NHTSA did not rate the 2010 Canyon. However, the agency gave the 2009 Canyon regular cab and extended cab four stars for frontal impacts, driver-side impacts and rollover performance. The crew-cab model got five stars for frontal and passenger-side impacts and four each for driver-side impacts and rollover performance.

The Insurance Institute for Highway Safety (IIHS) rated the 2010 Canyon crew cab as Acceptable for moderate-overlap front impacts, Poor for side impacts and Marginal for head-restraint and seat crash performance. However, it gave the Canyon extended cab a Good rating for front impacts.

GMC covered the 2010 Canyon with a 3-year/36,000-mile bumper-to-bumper warranty, a 5-year/100,000-mile powertrain warranty with roadside assistance and a 6-year/100,000-mile corrosion-perforation warranty.
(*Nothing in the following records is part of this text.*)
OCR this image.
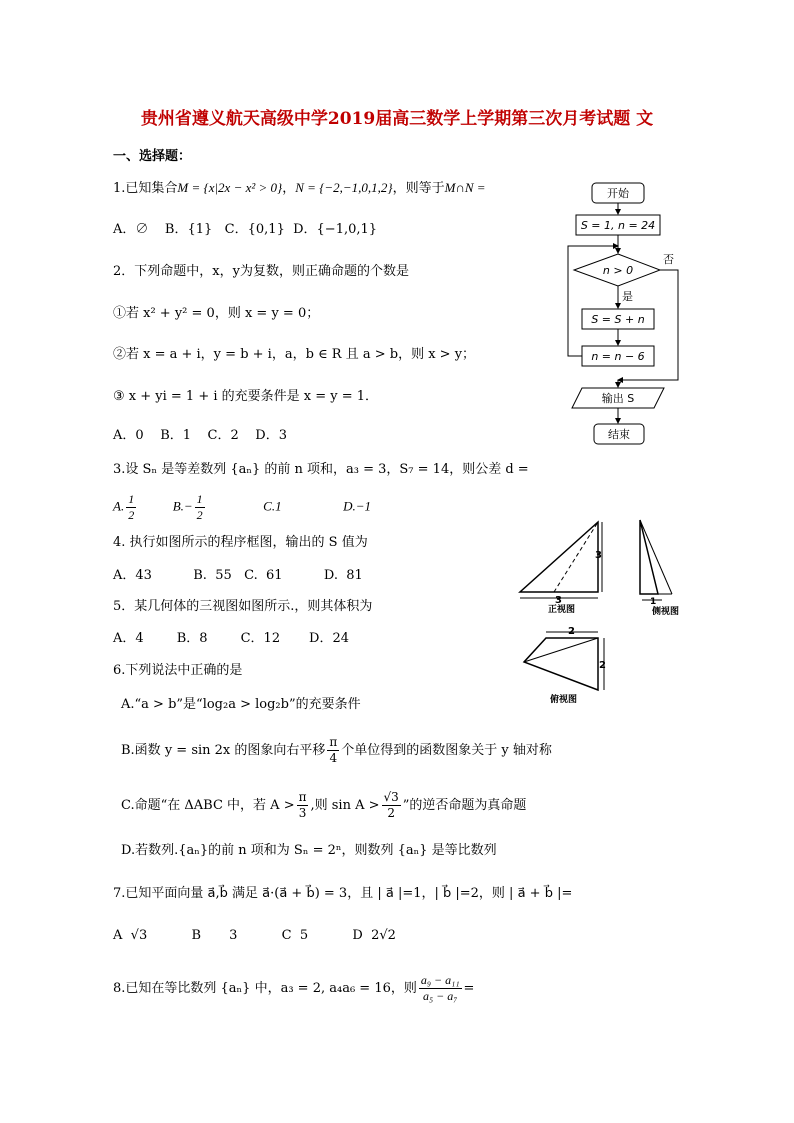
贵州省遵义航天高级中学2019届高三数学上学期第三次月考试题 文
一、选择题：
1.已知集合M = {x|2x − x² > 0}，N = {−2,−1,0,1,2}，则等于M∩N =
A．∅    B．{1}   C．{0,1}  D．{−1,0,1}
2．下列命题中，x，y为复数，则正确命题的个数是
①若 x² + y² = 0，则 x = y = 0；
②若 x = a + i，y = b + i，a，b ∈ R 且 a > b，则 x > y；
③ x + yi = 1 + i 的充要条件是 x = y = 1．
A．0    B．1    C．2    D．3
3.设 Sₙ 是等差数列 {aₙ} 的前 n 项和，a₃ = 3，S₇ = 14，则公差 d =
A. $\frac{1}{2}$	$B.- \frac{1}{2}$	C.1	D.−1
4. 执行如图所示的程序框图，输出的 S 值为
A．43          B.  55   C.  61          D.  81
5．某几何体的三视图如图所示.，则其体积为
A．4        B．8        C．12       D．24
6.下列说法中正确的是
A.“a > b”是“log₂a > log₂b”的充要条件
B.函数 y = sin 2x 的图象向右平移 $\frac{\pi}{4}$ 个单位得到的函数图象关于 y 轴对称
C.命题“在 ΔABC 中，若 $A > \frac{\pi}{3}$ ,则 $\sin A > \frac{√3}{2}$ ”的逆否命题为真命题
D.若数列.{aₙ}的前 n 项和为 Sₙ = 2ⁿ，则数列 {aₙ} 是等比数列
7.已知平面向量 a⃗,b⃗ 满足 a⃗·(a⃗ + b⃗) = 3，且 | a⃗ |=1，| b⃗ |=2，则 | a⃗ + b⃗ |=
A √3	B 3	C 5	D 2√2
8.已知在等比数列 {aₙ} 中，a₃ = 2, a₄a₆ = 16，则 $\frac{\text{a₉ − a₁₁}}{\text{a₅ − a₇}}$ =
开始
S = 1, n = 24
n > 0
否
是
S = S + n
n = n − 6
输出 S
结束
3
3
正视图
1
侧视图
2
2
俯视图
GMC certified pre-owned (CPO) vehicles cannot have more than 75,000 miles on the odometer and must be no more than 5 years old. Every CPO Canyon undergoes a 172-point inspection. Those that pass receive a 12-month/12,000-mile bumper-to-bumper warranty, plus whatever remains on the transferable, original 5-year/100,000-mile powertrain coverage. Also included is a 2-year/24,000-mile maintenance plan with roadside assistance.

Other Cars to Consider

2010 Ford Ranger Smaller and less roomy than the Canyon, the Ford Ranger offers an impressive 22 mpg city/27 mpg hwy EPA rating with its base 143-hp 2.3-liter 4-cylinder. Two optional V6 engines, a 148-hp 3.0-liter and a 207-hp 4.0-liter V6, deliver added oomph. The Ranger is available in regular and extended (Super) cab only. Max tow capacity is 5,680 lbs.

2010 Toyota Tacoma The Tacoma is the best-selling small or midsize pickup and offers a 159-hp 2.7-liter 4-cylinder or a 236-hp 4.0-liter V6. There are 18 different configurations to choose from, with regular, Access (extended) and Double (crew) cabs, a lowered X-Runner sport truck and TRD Off-Road and Rugged Trail available. Max tow capacity is 6,500 lbs.

AutoTrader’s Advice

The midsize Canyon pickup is a sensible choice for personal use as well as for commercial duty that doesn’t involve hauling big payloads or towing heavy trailers. Although regular-cab models offer the greatest parking and maneuverability advantages, extended-cab and crew-cab models provide far more people-toting or lockable space and will retain the best resale value. The fun-to-drive 5-speed manual transmission available with the 4-cylinder is shared with the sporty Pontiac Solstice, but most pickup buyers prefer an automatic, so resale might be more difficult. Look for a CPO or lower-mileage example that’s seen obvious care and maintenance. Avoid modified trucks and ask for a Carfax or equivalent vehicle-history report. Make sure that all applicable safety recalls have been performed on the Canyon you’re considering.